Menjalankan puasa di daerah yang penduduk muslimnya “hanya” 30% -- bahkan berdasarkan
statistik terakhir yang dikutip dari Wikipedia
hanya 28% -- merupakan sebuah tantangan tersendiri yang telah menguatkan diri
sebagai muslim sejati.
Bersama 73 orang
teman seperjuangan lainnya, aku tetap menjalankan puasa seperti biasanya. Walau
kadang sedikit mengeluh, karena begitu kentaranya antara suasana Ramadhan di
Aceh dan di sini. “seperti tidak sedang berpuasa di bulan Ramadhan, lebih berasa
seperti sedang bepuasa sunat senin-kamis,”
celetuk seorang teman, saat kami sedang berada di pusat keramaian kota. Ya,
Sungguh pemandangan yang tak biasa, menjalankan berpuasa dengan keadaan orang sekeliling makan
dan minum dengan seenaknya.
Tapi mereka
(baca: non muslim) tidak salah, tak ada aturan yang melarang mereka untuk tak
makan dan minum di tempat umum pada bulan suci Ramadhan, seperti yang biasanya
terjadi di daerah dimana muslim sebagai penduduk kebanyakan.
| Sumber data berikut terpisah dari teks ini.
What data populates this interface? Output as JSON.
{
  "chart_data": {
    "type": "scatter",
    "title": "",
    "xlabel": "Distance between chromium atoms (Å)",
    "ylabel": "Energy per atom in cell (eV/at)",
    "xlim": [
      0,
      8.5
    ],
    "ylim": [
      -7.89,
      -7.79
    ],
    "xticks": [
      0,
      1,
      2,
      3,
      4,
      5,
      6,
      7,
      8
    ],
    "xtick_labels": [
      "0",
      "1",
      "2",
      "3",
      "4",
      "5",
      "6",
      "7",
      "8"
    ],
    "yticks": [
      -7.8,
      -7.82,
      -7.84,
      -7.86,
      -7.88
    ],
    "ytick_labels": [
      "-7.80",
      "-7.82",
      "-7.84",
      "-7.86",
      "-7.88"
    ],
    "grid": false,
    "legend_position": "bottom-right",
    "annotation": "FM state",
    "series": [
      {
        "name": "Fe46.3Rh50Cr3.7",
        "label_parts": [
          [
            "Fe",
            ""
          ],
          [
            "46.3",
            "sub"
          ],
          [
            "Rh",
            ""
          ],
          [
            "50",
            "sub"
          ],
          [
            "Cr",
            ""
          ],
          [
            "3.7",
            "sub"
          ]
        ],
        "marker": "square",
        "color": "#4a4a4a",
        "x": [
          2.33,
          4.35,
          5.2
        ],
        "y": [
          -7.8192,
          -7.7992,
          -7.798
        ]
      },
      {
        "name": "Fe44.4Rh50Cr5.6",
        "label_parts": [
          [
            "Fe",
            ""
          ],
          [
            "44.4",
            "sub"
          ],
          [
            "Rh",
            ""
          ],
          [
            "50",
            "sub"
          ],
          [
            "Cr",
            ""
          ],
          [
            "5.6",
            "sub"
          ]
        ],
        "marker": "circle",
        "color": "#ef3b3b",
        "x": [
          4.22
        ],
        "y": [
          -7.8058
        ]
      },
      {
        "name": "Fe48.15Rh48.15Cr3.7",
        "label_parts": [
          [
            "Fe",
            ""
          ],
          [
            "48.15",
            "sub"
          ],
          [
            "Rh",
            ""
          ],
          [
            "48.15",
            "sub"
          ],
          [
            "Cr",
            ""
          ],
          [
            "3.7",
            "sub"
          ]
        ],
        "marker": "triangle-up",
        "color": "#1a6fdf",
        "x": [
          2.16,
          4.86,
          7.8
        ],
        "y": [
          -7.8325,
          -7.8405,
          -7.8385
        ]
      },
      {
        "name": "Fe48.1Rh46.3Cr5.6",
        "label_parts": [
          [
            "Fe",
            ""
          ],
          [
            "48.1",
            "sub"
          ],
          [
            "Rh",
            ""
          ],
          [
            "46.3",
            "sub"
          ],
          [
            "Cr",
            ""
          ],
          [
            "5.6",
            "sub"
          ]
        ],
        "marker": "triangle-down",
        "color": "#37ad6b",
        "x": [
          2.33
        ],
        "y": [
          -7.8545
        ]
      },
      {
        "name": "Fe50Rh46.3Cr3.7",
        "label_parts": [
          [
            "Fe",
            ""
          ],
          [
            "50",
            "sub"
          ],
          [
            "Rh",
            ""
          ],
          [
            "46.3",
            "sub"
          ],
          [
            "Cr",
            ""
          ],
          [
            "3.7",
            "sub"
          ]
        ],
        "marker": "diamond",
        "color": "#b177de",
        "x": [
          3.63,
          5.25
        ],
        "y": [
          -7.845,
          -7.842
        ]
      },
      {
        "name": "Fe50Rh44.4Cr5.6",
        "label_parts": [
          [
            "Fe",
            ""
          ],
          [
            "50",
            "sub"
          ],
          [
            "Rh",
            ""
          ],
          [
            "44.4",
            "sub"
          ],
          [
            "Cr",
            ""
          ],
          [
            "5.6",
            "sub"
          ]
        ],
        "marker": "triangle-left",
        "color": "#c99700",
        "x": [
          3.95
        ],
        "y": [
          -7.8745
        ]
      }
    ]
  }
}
Perlu diingat
pula, mereka adalah mayoritas, tapi mereka bukannya berlaku seenaknya, mereka
hanya melakukan aktivitas seperti biasanya tanpa “embel-embel” Ramadhan, dan
itu wajar!
Positifnya, umat
muslim yang sedikit ini makin kuat secara keimanan, berpuasa dimana anda adalah
kaum mayoritas itu hal biasa, tapi disaat anda menjalankan puasa dimana
sekeliling anda banyak yang tidak berpuasa itu hal yang berat, tapi yang
menentukan seberapa kuatnya iman adalah anda sendiri. Alhamdulillah, aku berhasil menjaga puasa sampai hari ini dan Insya Allah hingga akhir Ramadhan nanti.
Tanpa disadari pula,
jalinan silaturahmi sesama muslim terpupuk dengan romantis. Ungkapan bahwa
sesama muslim adalah bersaudara itu benar adanya. Di sini, umat muslim memang kalah
dalam skala kuantitas tapi tidak secara kualitas, dengan momentum Ramadhan ini
makin mendekatkan satu sama lain. Islam itu indah!
***
Shock
culture itu
pasti ada, bahkan dari pertama aku menginjakkan kaki di tanah ini hingga sekarang
lebih sepuluh bulan berada di sini, Terbiasa hidup dengan budaya yang penuh
nilai-nilai keislaman, tapi kini harus menyesuaikan diri dengan segala kearifan
lokal yang kadang bertolak belakang
dengan hati nurani. Tapi Ramadhan tetaplah Ramadhan, seberapa besar tantangan tetap
harus dihadapi, rukun tetaplah rukun, tak ada tawar menawar!
Ramadhan yang
tak biasa, tak ada senyum Ayah dan Ibunda
atau canda tawa kakak-adik dan sanak keluarga. Ingat rumah, pasti!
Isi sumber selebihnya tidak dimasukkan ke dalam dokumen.